Stop Spending on Traffic. Fix Your Retention First.
Every week I audit email programmes for e-commerce brands. The pattern is almost always the same: the brand is spending £10,000–£50,000 per month on Google and Meta ads, and has a Klaviyo account with a single welcome email, no abandoned cart flow, and a disengaged list quietly destroying their sender reputation.
This is like pouring water into a bucket with holes. Without the retention infrastructure to convert and keep customers, every pound you spend on acquisition leaks straight out. Here are the six flows that need to be live before you scale ad spend.
1. Abandoned Cart Flow (Priority: Critical)
On average, 70% of shopping carts are abandoned. A properly built 3-email sequence recovers 15–22% of that lost revenue automatically, forever, with no ongoing effort.
- Email 1 – 1 hour after abandonment: Gentle reminder. No discount. Just the products, clean copy, high-converting layout.
- Email 2 – 24 hours after: Social proof. Customer reviews for the specific product. Limited stock messaging if applicable.
- Email 3 – 72 hours after: Final offer. Discount only for high-cart-value abandoners. Hard close with a clear expiry.
The most common mistake: offering a discount in Email 1. You are training customers to abandon carts on purpose to wait for the offer.
2. Welcome Series (Priority: Critical)
New subscribers are at peak interest the moment they join. Your welcome series is the most-opened email sequence you will ever send, with average open rates of 45–55% compared to 20–25% for regular campaigns. Most brands waste this with a single confirmation email. We build 5–7 email sequences that introduce the brand story, build trust through social proof, and convert subscribers into buyers within 7 days.

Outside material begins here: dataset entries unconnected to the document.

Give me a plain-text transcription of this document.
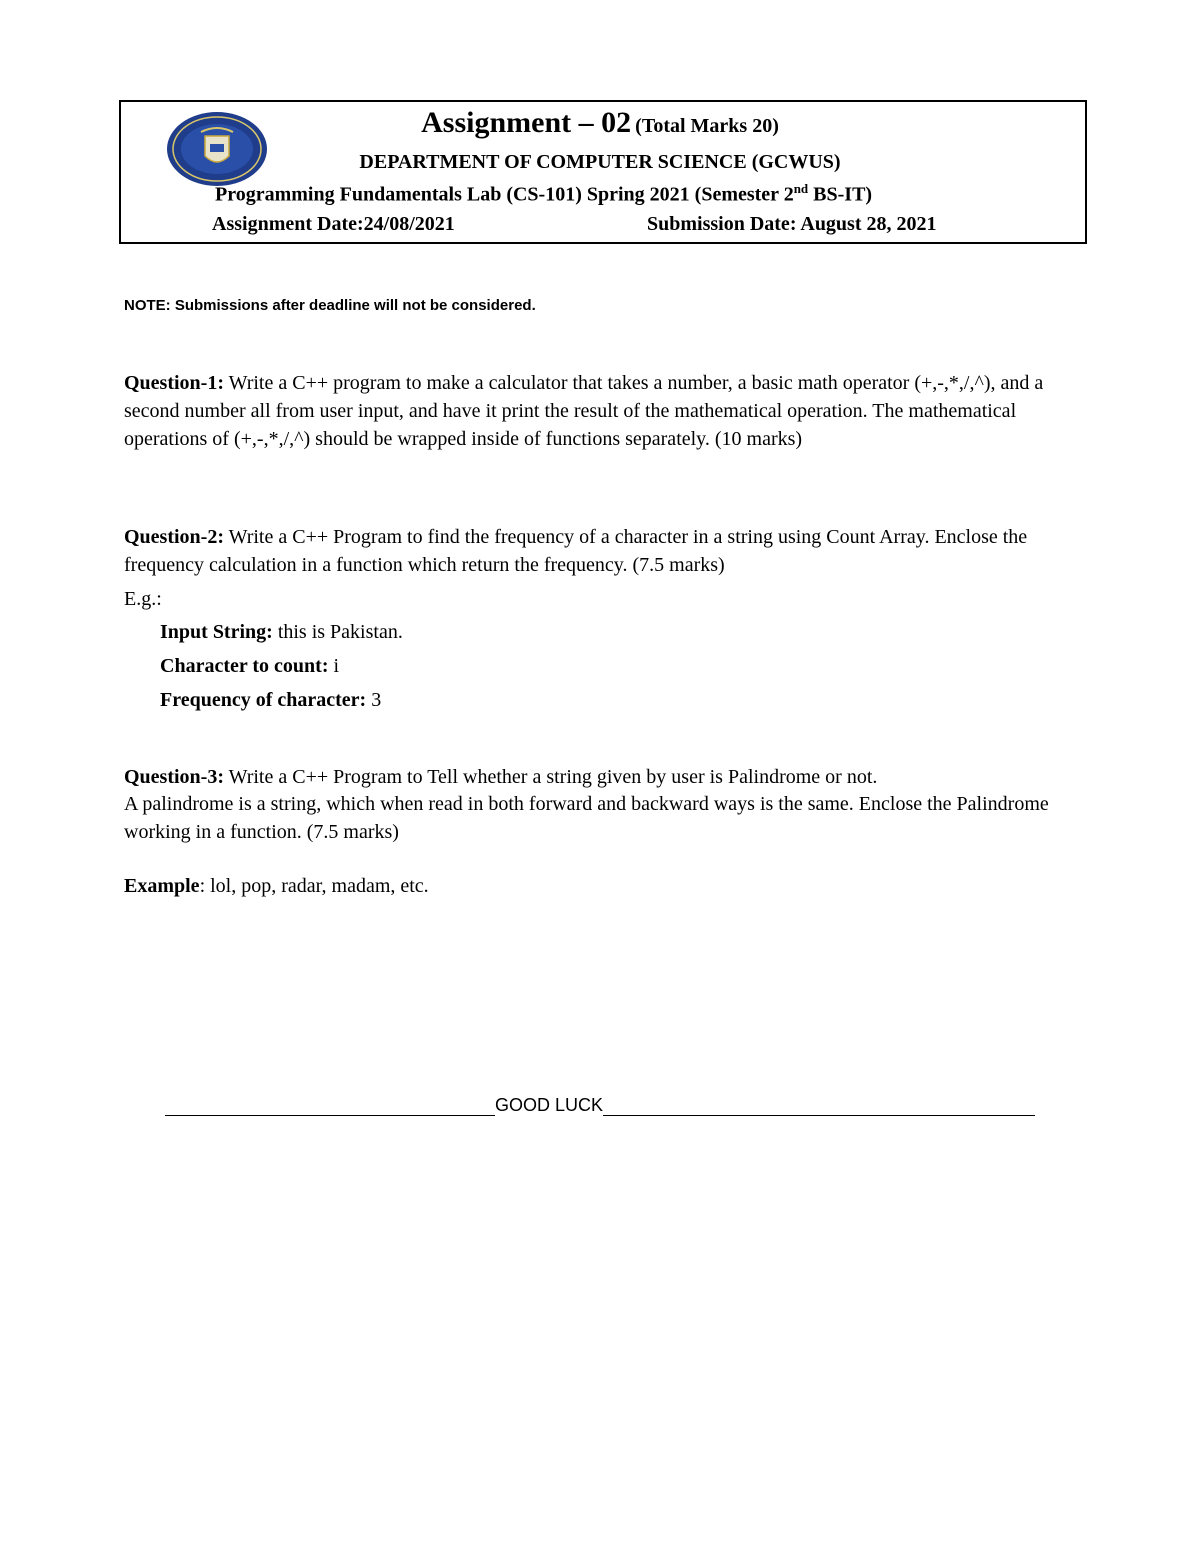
Assignment – 02 (Total Marks 20)
DEPARTMENT OF COMPUTER SCIENCE (GCWUS)
Programming Fundamentals Lab (CS-101) Spring 2021 (Semester 2nd BS-IT)
Assignment Date:24/08/2021	Submission Date: August 28, 2021
NOTE: Submissions after deadline will not be considered.
Question-1: Write a C++ program to make a calculator that takes a number, a basic math operator (+,-,*,/,^), and a second number all from user input, and have it print the result of the mathematical operation. The mathematical operations of (+,-,*,/,^) should be wrapped inside of functions separately. (10 marks)
Question-2: Write a C++ Program to find the frequency of a character in a string using Count Array. Enclose the frequency calculation in a function which return the frequency. (7.5 marks)
E.g.:
Input String: this is Pakistan.
Character to count: i
Frequency of character: 3
Question-3: Write a C++ Program to Tell whether a string given by user is Palindrome or not.
A palindrome is a string, which when read in both forward and backward ways is the same. Enclose the Palindrome working in a function. (7.5 marks)
Example: lol, pop, radar, madam, etc.
GOOD LUCK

Key principle: Use a conditional split after email 2. Anyone who purchases exits the welcome series and enters the post-purchase flow. Never keep selling to someone who already bought.
3. Post-Purchase Flow (Priority: High)
The period immediately after purchase is when trust is highest and buyer’s remorse is sharpest. A post-purchase sequence that confirms the decision, delivers value through usage education, generates reviews, and cross-sells at the right moment is the single most effective way to increase repeat purchase rate. Brands we work with typically see a 28–34% increase in repeat purchase frequency after implementing this properly.
4. Browse Abandonment Flow (Priority: High)
Less intent than cart abandonment, but much higher volume. A 2–3 email sequence targeting visitors who viewed a product page but did not add to cart, surfacing the viewed products naturally and nudging towards the next visit without feeling intrusive.
5. Win-Back Flow (Priority: Medium)
Inactive subscribers destroy deliverability. Before suppressing them, a tiered win-back sequence recovers 5–12% of lapsed customers who are genuinely winnable. The key is segmenting by recency: 90-day lapsed subscribers need a very different approach to 180-day lapsed.
6. VIP Programme (Priority: Medium)
Your top 20% of customers generate 80% of your revenue. A VIP flow identifies and rewards your highest-value customers with early access and exclusive offers that build the kind of loyalty no discount can manufacture.
What Revenue Should Email Be Generating?
Industry best practice for a well-run e-commerce email programme is 25–45% of total revenue attributed to email. Most brands we inherit are at 6–12%. The gap is almost always explained by the same three things: no lifecycle flows, no segmentation, and poor deliverability. Build the flows first. Then scale the ads.